Since 2015, the European Society of Gastrointestinal Endoscopy (ESGE) recommends that all early lesions of the stomach and esophagus be removed using ESD. For the colon, ESD is recommended for specific types of polyps and for most rectal polyps larger than 2.5 cm.
How is ESD performed?
ESD is an endoscopic-surgical method performed using an endoscope inserted through the mouth or rectum, depending on the tumor location (esophagus, stomach or colon). The patient is continuously monitored by an anesthesiologist throughout the procedure for sedation.
The procedure includes the following stages:
- Marking the lesion margins with coagulation current on healthy tissue under direct visualization using a high-definition endoscope after delineation with chromoendoscopy.
- Injection of a special solution into the submucosal layer using a sclerotherapy needle.
- Circumferential mucosal incision using a specialized electrosurgical knife.
- Dissection along the mucosa-submucosa interface.
- Complete dissection across the full width and length of the submucosal layer and en-block resection of the neoplasm.
- Inspection of the artificial ulcer and prophylactic hemostasis of visible vessels on the muscular layer.
- Fixation of the specimen on a special cork board and preparation for histological examination.

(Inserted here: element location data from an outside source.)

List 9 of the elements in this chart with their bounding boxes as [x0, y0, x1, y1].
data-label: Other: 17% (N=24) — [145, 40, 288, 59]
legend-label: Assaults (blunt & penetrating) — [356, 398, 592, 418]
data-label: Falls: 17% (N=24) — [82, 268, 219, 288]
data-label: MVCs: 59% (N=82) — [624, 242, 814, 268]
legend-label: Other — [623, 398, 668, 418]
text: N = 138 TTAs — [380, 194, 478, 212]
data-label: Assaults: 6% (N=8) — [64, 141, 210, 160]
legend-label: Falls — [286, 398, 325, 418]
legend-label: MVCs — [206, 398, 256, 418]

Safe application of ESD requires that the endoscopist be trained in high-expertise centers (mainly in Asia and selected European centers), as it is a highly demanding technique.
It also requires the availability of advanced, state-of-the-art endoscopic equipment with high-resolution and image-enhancement capabilities, as well as interventional features.
Advanced endoscopic procedures such as ESD are performed in specialized endoscopy units with a focus on maximum safety and effectiveness for the patient.
Metropolitan General is among the few centers worldwide where this technique is performed by Mr. Stefanos Basioukas, Gastroenterologist - Interventional Endoscopist, Director of the Advanced Therapeutic Endoscopy Clinic.